In the ‘Reports’ section, Agnes Kelemen provides information about the conference “New Approaches to the History of the Jews under Communism”, which was held in Prague in May 2017 by the Institute of Contemporary History, Czech Academy of Sciences. The final section of the journal contains reviews of the following books: K dějinám Židů v českých zemích [On the History of the Jews in the Bohemian Lands] by Lenka Matušíková (reviewed by A. Putík), Arnošt Frischer and the Jewish Politics of Early 20th-Century Europe by Jan Láníček (reviewed by Rebekah Klein-Pejšová), Budování státu bez antisemitismu? Násilí, diskurz loajality a vznik Československa [Building a State without Antisemitism? Violence, Discourse of Loyalty, and the Making of Czechoslovakia] by Miloslav Szabó and Michal Frankl (reviewed by Frank Hadler), Die Judenverfolgung im Protektorat Böhmen und Mähren. Lokale Initiativen, zentrale Entscheidungen, jüdische Antworten 1939–1945 by Wolf Gruner (reviwed by Vojtěch Blodig), Nationale Helden und jüdische Opfer. Tschechische Repräsentationen des Holocaust by Peter Hallama (Blanka Soukupová) and Friedrich Feigl: 1884–1965, edited by Nicholas Sawicky (reviewed by Mahulena Nešlehová).

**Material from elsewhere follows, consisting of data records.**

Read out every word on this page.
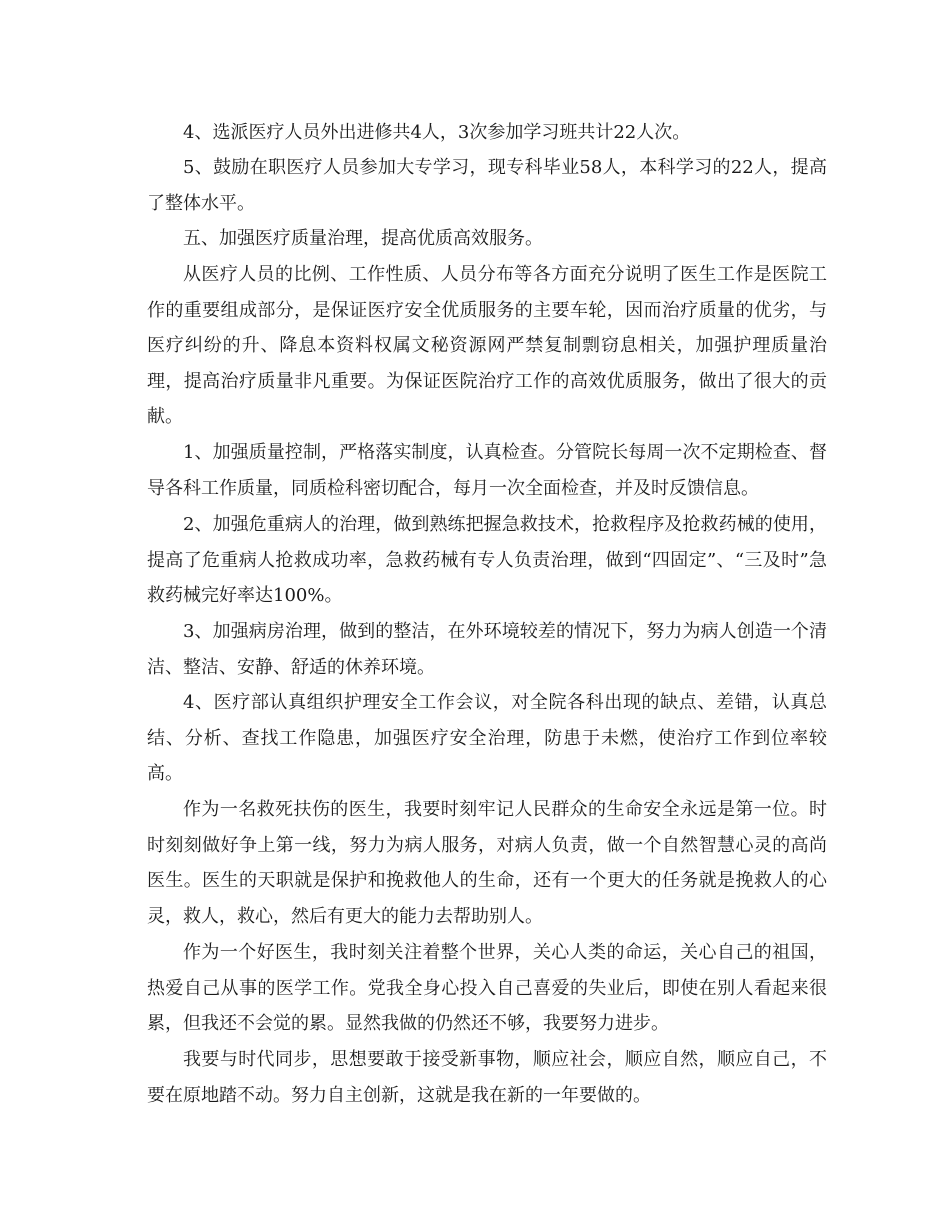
4、选派医疗人员外出进修共4人，3次参加学习班共计22人次。

5、鼓励在职医疗人员参加大专学习，现专科毕业58人，本科学习的22人，提高了整体水平。

五、加强医疗质量治理，提高优质高效服务。

从医疗人员的比例、工作性质、人员分布等各方面充分说明了医生工作是医院工作的重要组成部分，是保证医疗安全优质服务的主要车轮，因而治疗质量的优劣，与医疗纠纷的升、降息本资料权属文秘资源网严禁复制剽窃息相关，加强护理质量治理，提高治疗质量非凡重要。为保证医院治疗工作的高效优质服务，做出了很大的贡献。

1、加强质量控制，严格落实制度，认真检查。分管院长每周一次不定期检查、督导各科工作质量，同质检科密切配合，每月一次全面检查，并及时反馈信息。

2、加强危重病人的治理，做到熟练把握急救技术，抢救程序及抢救药械的使用，提高了危重病人抢救成功率，急救药械有专人负责治理，做到“四固定”、“三及时”急救药械完好率达100%。

3、加强病房治理，做到的整洁，在外环境较差的情况下，努力为病人创造一个清洁、整洁、安静、舒适的休养环境。

4、医疗部认真组织护理安全工作会议，对全院各科出现的缺点、差错，认真总结、分析、查找工作隐患，加强医疗安全治理，防患于未燃，使治疗工作到位率较高。

作为一名救死扶伤的医生，我要时刻牢记人民群众的生命安全永远是第一位。时时刻刻做好争上第一线，努力为病人服务，对病人负责，做一个自然智慧心灵的高尚医生。医生的天职就是保护和挽救他人的生命，还有一个更大的任务就是挽救人的心灵，救人，救心，然后有更大的能力去帮助别人。

作为一个好医生，我时刻关注着整个世界，关心人类的命运，关心自己的祖国，热爱自己从事的医学工作。党我全身心投入自己喜爱的失业后，即使在别人看起来很累，但我还不会觉的累。显然我做的仍然还不够，我要努力进步。

我要与时代同步，思想要敢于接受新事物，顺应社会，顺应自然，顺应自己，不要在原地踏不动。努力自主创新，这就是我在新的一年要做的。
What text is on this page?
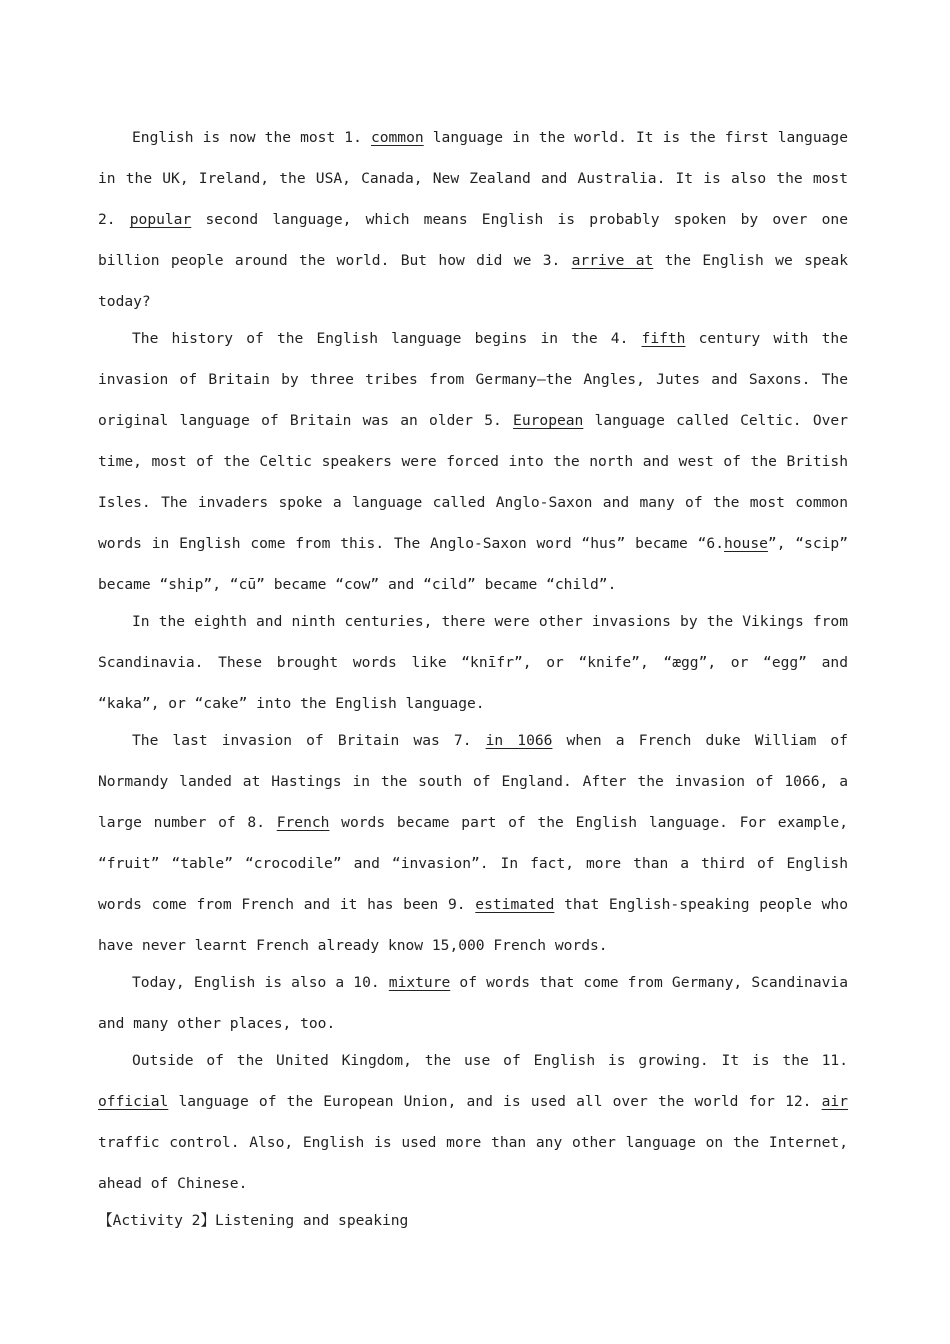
English is now the most 1. common language in the world. It is the first language in the UK, Ireland, the USA, Canada, New Zealand and Australia. It is also the most 2. popular second language, which means English is probably spoken by over one billion people around the world. But how did we 3. arrive at the English we speak today?

The history of the English language begins in the 4. fifth century with the invasion of Britain by three tribes from Germany—the Angles, Jutes and Saxons. The original language of Britain was an older 5. European language called Celtic. Over time, most of the Celtic speakers were forced into the north and west of the British Isles. The invaders spoke a language called Anglo-Saxon and many of the most common words in English come from this. The Anglo-Saxon word “hus” became “6.house”, “scip” became “ship”, “cū” became “cow” and “cild” became “child”.

In the eighth and ninth centuries, there were other invasions by the Vikings from Scandinavia. These brought words like “knīfr”, or “knife”, “ægg”, or “egg” and “kaka”, or “cake” into the English language.

The last invasion of Britain was 7. in 1066 when a French duke William of Normandy landed at Hastings in the south of England. After the invasion of 1066, a large number of 8. French words became part of the English language. For example, “fruit” “table” “crocodile” and “invasion”. In fact, more than a third of English words come from French and it has been 9. estimated that English-speaking people who have never learnt French already know 15,000 French words.

Today, English is also a 10. mixture of words that come from Germany, Scandinavia and many other places, too.

Outside of the United Kingdom, the use of English is growing. It is the 11. official language of the European Union, and is used all over the world for 12. air traffic control. Also, English is used more than any other language on the Internet, ahead of Chinese.

【Activity 2】Listening and speaking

Published since 1965 by the Jewish Museum in Prague, Judaica Bohemiae focuses on Jewish history and culture in Bohemia, Moravia and the wider Central European area (the territory of the former Habsburg Monarchy). The journal is indexed and abstracted in the Arts and Humanities Citation Index (Web of Science), Scopus, and the European Reference Index for the Humanities (ERIH PLUS). The texts are published in English and German.